The likely success of Prime Minister Nawaz Sharif’s nominee as Pakistan’s next president in elections due on Tuesday may have helped solidify the Pakistani leadership’s credentials under different circumstances. Yet neither the choice of Sharif’s candidate — Mamnoon Hussain — nor the haphazard manner in which he is being groomed for the job, inspires confidence in the ability of the newly-elected government to begin tackling some of Pakistan’s toughest challenges.
Unlike the general elections in May this year which saw at least some euphoria over Sharif becoming prime minister for the third time, the electoral college for the presidential poll consists of members of the upper and lower houses of the federal parliament in Islamabad as well as Pakistan’s four provincial legislatures.
The opposition Pakistan Peoples Party’s decision to boycott the election on the grounds that the vote was hastily put together without consulting them indicates the animosity between Pakistan’s political rivals.
Hussain, a Karachi-based businessman and a relatively unknown figure till his appearance as a provincial governor some years ago, is a surprise choice. He outpaced Sartaj Aziz, the respected former minister of finance and foreign affairs, who has remained loyal to Sharif and was touted as the next president of Pakistan. Aziz presently serves as adviser to the prime minister on national security and foreign policy. As an experienced figure in public service, Aziz was widely considered to be the best man for the job.
The nomination of Hussain, whose appreciation of statecraft and governance remains untested, underlines a disturbing trend. It resonates with Sharif’s penchant for surrounding himself with people who are inconsequential in the larger scheme of things. In Sharif’s defence, many of his supporters argue that the once powerful institution of the presidency has been turned into a symbolic one. That may be true in part. In a departure from the past when the president had the authority to dismiss elected governments and dissolve parliament, the president today is considered a side-player without such powers.
Yet, even symbolically, the presidency represents a much too visible institution to be taken lightly. Sharif had a brilliant opportunity to nominate a high-profile and respected figure who would have commanded more than just the nominal moral authority. Such a figure as president would have inspired confidence in a country facing recurring uncertainty.
At a time when the authority of the state continues to be challenged in some parts of southwest Balochistan and the northern Khyber-Pakhtunkhwa province, a president from one of these regions could have contributed towards a badly-needed internal reconciliation process. The opportunity, however, has been squandered at a time when Sharif’s new government is yet to find its feet.
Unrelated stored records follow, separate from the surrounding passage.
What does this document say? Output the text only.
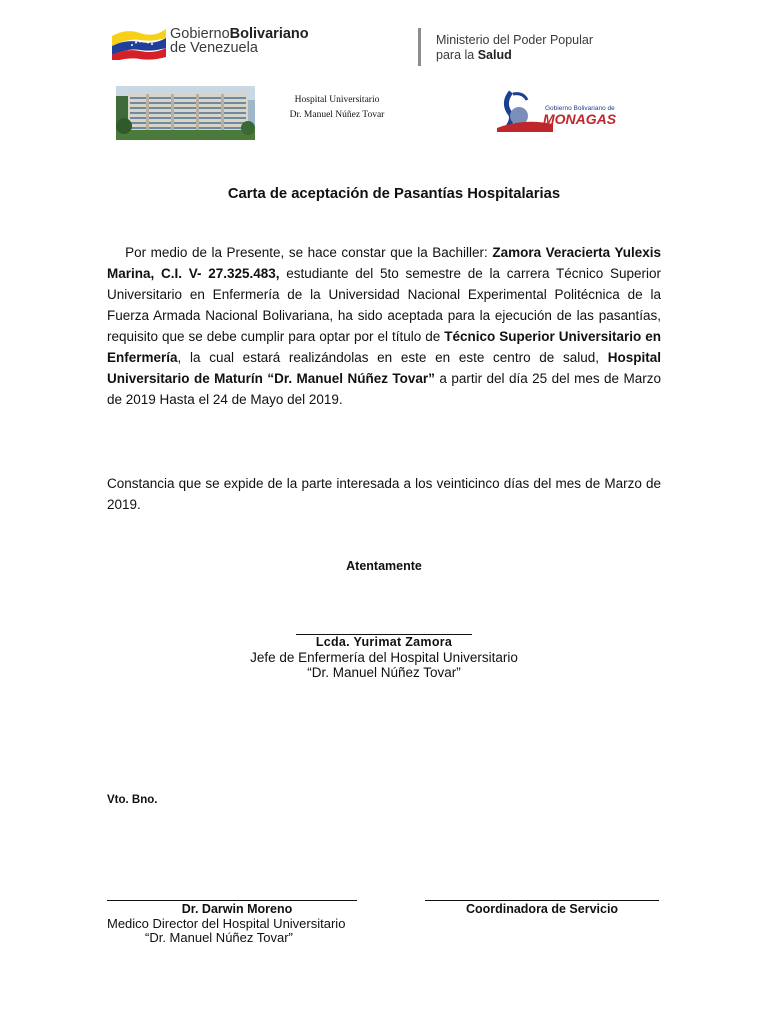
GobiernoBolivariano
de Venezuela	Ministerio del Poder Popular
para la Salud
Hospital Universitario
Dr. Manuel Núñez Tovar
Gobierno Bolivariano de
MONAGAS
Carta de aceptación de Pasantías Hospitalarias
Por medio de la Presente, se hace constar que la Bachiller: Zamora Veracierta Yulexis Marina, C.I. V- 27.325.483, estudiante del 5to semestre de la carrera Técnico Superior Universitario en Enfermería de la Universidad Nacional Experimental Politécnica de la Fuerza Armada Nacional Bolivariana, ha sido aceptada para la ejecución de las pasantías, requisito que se debe cumplir para optar por el título de Técnico Superior Universitario en Enfermería, la cual estará realizándolas en este en este centro de salud, Hospital Universitario de Maturín “Dr. Manuel Núñez Tovar” a partir del día 25 del mes de Marzo de 2019 Hasta el 24 de Mayo del 2019.
Constancia que se expide de la parte interesada a los veinticinco días del mes de Marzo de 2019.
Atentamente
Lcda. Yurimat Zamora
Jefe de Enfermería del Hospital Universitario
“Dr. Manuel Núñez Tovar”
Vto. Bno.
Dr. Darwin Moreno
Medico Director del Hospital Universitario
“Dr. Manuel Núñez Tovar”
Coordinadora de Servicio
Since his appointment as prime minister less than two months ago, Sharif has faced the apparent unravelling of important elements of policies. He promised to oversee a concerted push to build consensus towards evolving a set of security policies for tackling a tough militancy challenge. Yet, a gathering of leaders from key political parties to undertake this exercise under the banner of an All Party Conference does not appear to be making progress.
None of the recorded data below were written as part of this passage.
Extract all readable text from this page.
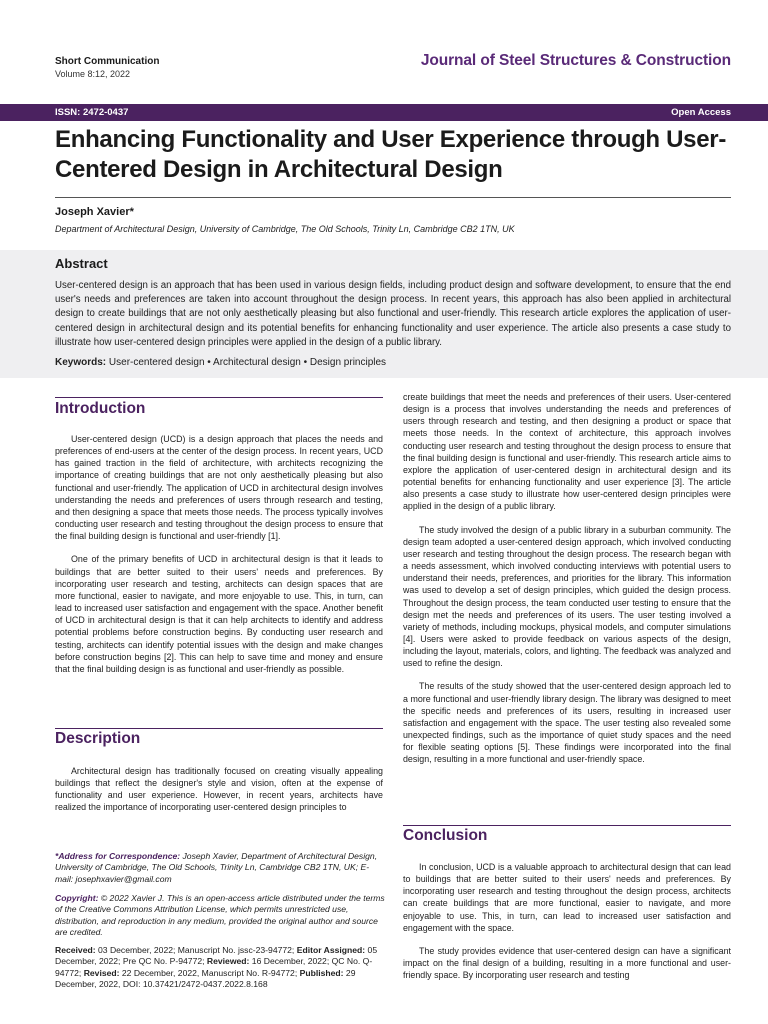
Short Communication
Volume 8:12, 2022
Journal of Steel Structures & Construction
ISSN: 2472-0437	Open Access
Enhancing Functionality and User Experience through User-Centered Design in Architectural Design
Joseph Xavier*
Department of Architectural Design, University of Cambridge, The Old Schools, Trinity Ln, Cambridge CB2 1TN, UK
Abstract
User-centered design is an approach that has been used in various design fields, including product design and software development, to ensure that the end user's needs and preferences are taken into account throughout the design process. In recent years, this approach has also been applied in architectural design to create buildings that are not only aesthetically pleasing but also functional and user-friendly. This research article explores the application of user-centered design in architectural design and its potential benefits for enhancing functionality and user experience. The article also presents a case study to illustrate how user-centered design principles were applied in the design of a public library.
Keywords: User-centered design • Architectural design • Design principles
Introduction

User-centered design (UCD) is a design approach that places the needs and preferences of end-users at the center of the design process. In recent years, UCD has gained traction in the field of architecture, with architects recognizing the importance of creating buildings that are not only aesthetically pleasing but also functional and user-friendly. The application of UCD in architectural design involves understanding the needs and preferences of users through research and testing, and then designing a space that meets those needs. The process typically involves conducting user research and testing throughout the design process to ensure that the final building design is functional and user-friendly [1].

One of the primary benefits of UCD in architectural design is that it leads to buildings that are better suited to their users' needs and preferences. By incorporating user research and testing, architects can design spaces that are more functional, easier to navigate, and more enjoyable to use. This, in turn, can lead to increased user satisfaction and engagement with the space. Another benefit of UCD in architectural design is that it can help architects to identify and address potential problems before construction begins. By conducting user research and testing, architects can identify potential issues with the design and make changes before construction begins [2]. This can help to save time and money and ensure that the final building design is as functional and user-friendly as possible.

Description

Architectural design has traditionally focused on creating visually appealing buildings that reflect the designer's style and vision, often at the expense of functionality and user experience. However, in recent years, architects have realized the importance of incorporating user-centered design principles to

*Address for Correspondence: Joseph Xavier, Department of Architectural Design, University of Cambridge, The Old Schools, Trinity Ln, Cambridge CB2 1TN, UK; E-mail: josephxavier@gmail.com
Copyright: © 2022 Xavier J. This is an open-access article distributed under the terms of the Creative Commons Attribution License, which permits unrestricted use, distribution, and reproduction in any medium, provided the original author and source are credited.
Received: 03 December, 2022; Manuscript No. jssc-23-94772; Editor Assigned: 05 December, 2022; Pre QC No. P-94772; Reviewed: 16 December, 2022; QC No. Q-94772; Revised: 22 December, 2022, Manuscript No. R-94772; Published: 29 December, 2022, DOI: 10.37421/2472-0437.2022.8.168

create buildings that meet the needs and preferences of their users. User-centered design is a process that involves understanding the needs and preferences of users through research and testing, and then designing a product or space that meets those needs. In the context of architecture, this approach involves conducting user research and testing throughout the design process to ensure that the final building design is functional and user-friendly. This research article aims to explore the application of user-centered design in architectural design and its potential benefits for enhancing functionality and user experience [3]. The article also presents a case study to illustrate how user-centered design principles were applied in the design of a public library.

The study involved the design of a public library in a suburban community. The design team adopted a user-centered design approach, which involved conducting user research and testing throughout the design process. The research began with a needs assessment, which involved conducting interviews with potential users to understand their needs, preferences, and priorities for the library. This information was used to develop a set of design principles, which guided the design process. Throughout the design process, the team conducted user testing to ensure that the design met the needs and preferences of its users. The user testing involved a variety of methods, including mockups, physical models, and computer simulations [4]. Users were asked to provide feedback on various aspects of the design, including the layout, materials, colors, and lighting. The feedback was analyzed and used to refine the design.

The results of the study showed that the user-centered design approach led to a more functional and user-friendly library design. The library was designed to meet the specific needs and preferences of its users, resulting in increased user satisfaction and engagement with the space. The user testing also revealed some unexpected findings, such as the importance of quiet study spaces and the need for flexible seating options [5]. These findings were incorporated into the final design, resulting in a more functional and user-friendly space.

Conclusion

In conclusion, UCD is a valuable approach to architectural design that can lead to buildings that are better suited to their users' needs and preferences. By incorporating user research and testing throughout the design process, architects can create buildings that are more functional, easier to navigate, and more enjoyable to use. This, in turn, can lead to increased user satisfaction and engagement with the space.

The study provides evidence that user-centered design can have a significant impact on the final design of a building, resulting in a more functional and user-friendly space. By incorporating user research and testing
The economy, which was once Sharif’s forte, continues to face challenges despite the new government overseeing a new budget in June. Rather than inspire confidence, the regime has instead presided over an erosion of confidence among businessmen, thanks to controversial policy choices.
A decision to allow Pakistan’s notoriously corrupt tax officials to have access to the bank accounts of any individual promises to backfire in at least two ways. On the one hand, Pakistanis will likely be discouraged from making further use of banks in a country with a large black economy.
On the other hand, there is no assurance against officials using their additional clout to further harass individuals in a country with a history of corrupt tax officials.
Finally, in the past week, the announcement of a new policy to deal with persistent electricity shortages appears to have backfired at least partly. Two of Pakistan’s provinces refused to give an instant thumbs up till such time that they had reviewed the policy in detail. Apparently, there wasn’t much in terms of prior consultation between the federal government in Islamabad and the provinces — an indication of the failure of newly-elected ruling politicians to recognise the significance of building consensus across the country.
Farhan Bokhari is a Pakistan-based commentator who writes on political and economic matters.